In the near term: streaming, and ready-to-use high-quality clinical note evals. Longer term: easier tuning to identify your ideal configuration, out-of-the-box configurations for common use cases, and continued investment in developer ergonomics.

More broadly, the hybrid ML/LLM approach we ended up with for construe is informing how we build across the rest of the platform. We treat non-determinism as a first-class engineering problem instead of a model-quality problem to be solved by the next foundation model release. Some companies building in clinical AI just wait for the models to get better. We'd rather build the parts that don't depend on that.
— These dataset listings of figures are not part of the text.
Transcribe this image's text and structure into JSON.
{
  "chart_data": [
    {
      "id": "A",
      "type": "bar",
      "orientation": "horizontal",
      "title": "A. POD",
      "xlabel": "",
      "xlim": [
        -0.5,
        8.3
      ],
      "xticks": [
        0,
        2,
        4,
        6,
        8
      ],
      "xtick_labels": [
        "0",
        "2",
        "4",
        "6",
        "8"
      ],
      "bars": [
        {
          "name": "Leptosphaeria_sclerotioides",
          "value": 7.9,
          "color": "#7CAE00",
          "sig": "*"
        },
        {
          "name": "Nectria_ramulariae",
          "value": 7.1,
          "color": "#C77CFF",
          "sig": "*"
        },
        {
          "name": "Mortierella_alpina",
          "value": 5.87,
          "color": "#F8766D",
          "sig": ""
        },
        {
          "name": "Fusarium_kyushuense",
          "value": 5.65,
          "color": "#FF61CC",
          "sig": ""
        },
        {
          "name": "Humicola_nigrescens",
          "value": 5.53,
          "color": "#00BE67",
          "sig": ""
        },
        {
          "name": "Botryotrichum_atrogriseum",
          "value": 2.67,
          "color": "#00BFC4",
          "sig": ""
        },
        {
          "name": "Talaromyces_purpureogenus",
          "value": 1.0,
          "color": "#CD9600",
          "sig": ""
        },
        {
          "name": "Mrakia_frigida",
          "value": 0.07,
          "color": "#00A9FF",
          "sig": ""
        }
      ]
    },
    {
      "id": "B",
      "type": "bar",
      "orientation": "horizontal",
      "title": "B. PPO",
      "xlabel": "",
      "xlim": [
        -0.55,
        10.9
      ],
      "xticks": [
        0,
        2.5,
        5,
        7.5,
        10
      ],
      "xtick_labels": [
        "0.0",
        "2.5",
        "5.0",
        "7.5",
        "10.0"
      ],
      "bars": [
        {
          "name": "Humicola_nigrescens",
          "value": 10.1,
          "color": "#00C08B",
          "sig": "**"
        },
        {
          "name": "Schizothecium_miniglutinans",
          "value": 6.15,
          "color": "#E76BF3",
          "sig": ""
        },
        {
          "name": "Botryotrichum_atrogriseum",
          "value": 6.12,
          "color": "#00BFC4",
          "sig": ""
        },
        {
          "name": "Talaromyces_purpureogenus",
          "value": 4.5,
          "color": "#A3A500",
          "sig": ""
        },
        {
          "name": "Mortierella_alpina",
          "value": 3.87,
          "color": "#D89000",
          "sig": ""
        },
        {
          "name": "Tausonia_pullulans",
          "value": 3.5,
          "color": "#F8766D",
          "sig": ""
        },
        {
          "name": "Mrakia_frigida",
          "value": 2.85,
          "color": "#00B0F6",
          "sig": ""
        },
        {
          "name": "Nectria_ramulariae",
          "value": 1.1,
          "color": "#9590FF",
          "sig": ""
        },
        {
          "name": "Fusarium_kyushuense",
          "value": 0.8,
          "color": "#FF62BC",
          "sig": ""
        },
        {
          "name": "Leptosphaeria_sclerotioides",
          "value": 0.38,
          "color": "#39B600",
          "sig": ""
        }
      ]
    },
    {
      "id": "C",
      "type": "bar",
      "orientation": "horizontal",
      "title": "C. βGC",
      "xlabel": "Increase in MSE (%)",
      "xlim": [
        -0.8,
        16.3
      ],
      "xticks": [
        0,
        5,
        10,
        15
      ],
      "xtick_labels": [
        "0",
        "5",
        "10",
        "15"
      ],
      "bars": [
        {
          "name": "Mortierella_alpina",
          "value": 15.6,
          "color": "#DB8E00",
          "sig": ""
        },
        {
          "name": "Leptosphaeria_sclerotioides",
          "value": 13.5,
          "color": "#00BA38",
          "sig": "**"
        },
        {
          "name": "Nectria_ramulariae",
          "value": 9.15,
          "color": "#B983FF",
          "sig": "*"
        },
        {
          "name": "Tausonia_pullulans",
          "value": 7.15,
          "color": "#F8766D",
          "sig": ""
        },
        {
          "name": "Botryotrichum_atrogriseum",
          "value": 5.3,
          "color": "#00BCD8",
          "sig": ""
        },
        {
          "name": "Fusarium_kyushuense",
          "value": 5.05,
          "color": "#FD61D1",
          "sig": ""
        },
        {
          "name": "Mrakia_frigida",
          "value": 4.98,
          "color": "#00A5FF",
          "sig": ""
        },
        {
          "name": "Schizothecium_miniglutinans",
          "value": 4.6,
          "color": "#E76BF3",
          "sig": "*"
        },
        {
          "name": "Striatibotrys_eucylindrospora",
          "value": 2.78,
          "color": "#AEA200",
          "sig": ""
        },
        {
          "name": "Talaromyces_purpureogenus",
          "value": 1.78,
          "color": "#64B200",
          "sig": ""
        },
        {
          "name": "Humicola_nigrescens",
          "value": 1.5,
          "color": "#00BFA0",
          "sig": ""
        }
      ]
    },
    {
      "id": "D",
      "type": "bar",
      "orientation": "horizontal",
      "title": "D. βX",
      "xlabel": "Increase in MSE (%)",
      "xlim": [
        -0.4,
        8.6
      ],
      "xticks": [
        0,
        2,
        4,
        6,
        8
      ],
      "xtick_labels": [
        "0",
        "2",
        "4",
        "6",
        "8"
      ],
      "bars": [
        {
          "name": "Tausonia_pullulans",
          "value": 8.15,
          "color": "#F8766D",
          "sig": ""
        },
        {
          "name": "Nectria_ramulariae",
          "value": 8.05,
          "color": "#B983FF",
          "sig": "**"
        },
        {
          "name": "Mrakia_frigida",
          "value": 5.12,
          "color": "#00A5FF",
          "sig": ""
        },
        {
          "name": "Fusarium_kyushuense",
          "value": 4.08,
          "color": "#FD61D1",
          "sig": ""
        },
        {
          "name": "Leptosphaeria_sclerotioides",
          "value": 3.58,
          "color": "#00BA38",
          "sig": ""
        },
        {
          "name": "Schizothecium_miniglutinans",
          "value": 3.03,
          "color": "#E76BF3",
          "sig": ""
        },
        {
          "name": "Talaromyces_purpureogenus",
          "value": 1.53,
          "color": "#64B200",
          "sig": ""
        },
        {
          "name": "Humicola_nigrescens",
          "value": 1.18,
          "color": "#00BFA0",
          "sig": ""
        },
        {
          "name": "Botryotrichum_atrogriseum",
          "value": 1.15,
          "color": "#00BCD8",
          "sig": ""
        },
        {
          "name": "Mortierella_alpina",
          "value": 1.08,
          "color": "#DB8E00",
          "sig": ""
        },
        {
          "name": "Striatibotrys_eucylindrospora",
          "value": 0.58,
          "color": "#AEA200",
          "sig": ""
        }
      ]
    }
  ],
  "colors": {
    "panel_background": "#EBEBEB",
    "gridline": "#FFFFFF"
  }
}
Configurability at a glance

Chunking method	Citations?	LLM in chunking?	Notes
sentences	yes	no	rule-based; preserves source byte offsets for citations
none	no	no	whole text as one chunk
paragraphs / topics / SOAP	no	yes	LLM segments by semantic structure
clinical NER	yes	no	ML model tags PROBLEM / TEST / TREATMENT entities
fast phenotype recognizer	yes	no	resolves codes inline; bypasses embed/search/validate

Validation method	Deterministic?	LLM in validation?	Notes
none	yes	no	return all candidate codes
Jaccard similarity	yes	no	re-rank against the source span
LLM judge	no	yes	model decides relevance per code
LLM + consensus	yes*	yes	N rounds, keep only codes that pass every round unanimously

*Deterministic to the threshold - borderline codes that flip between rounds are filtered out.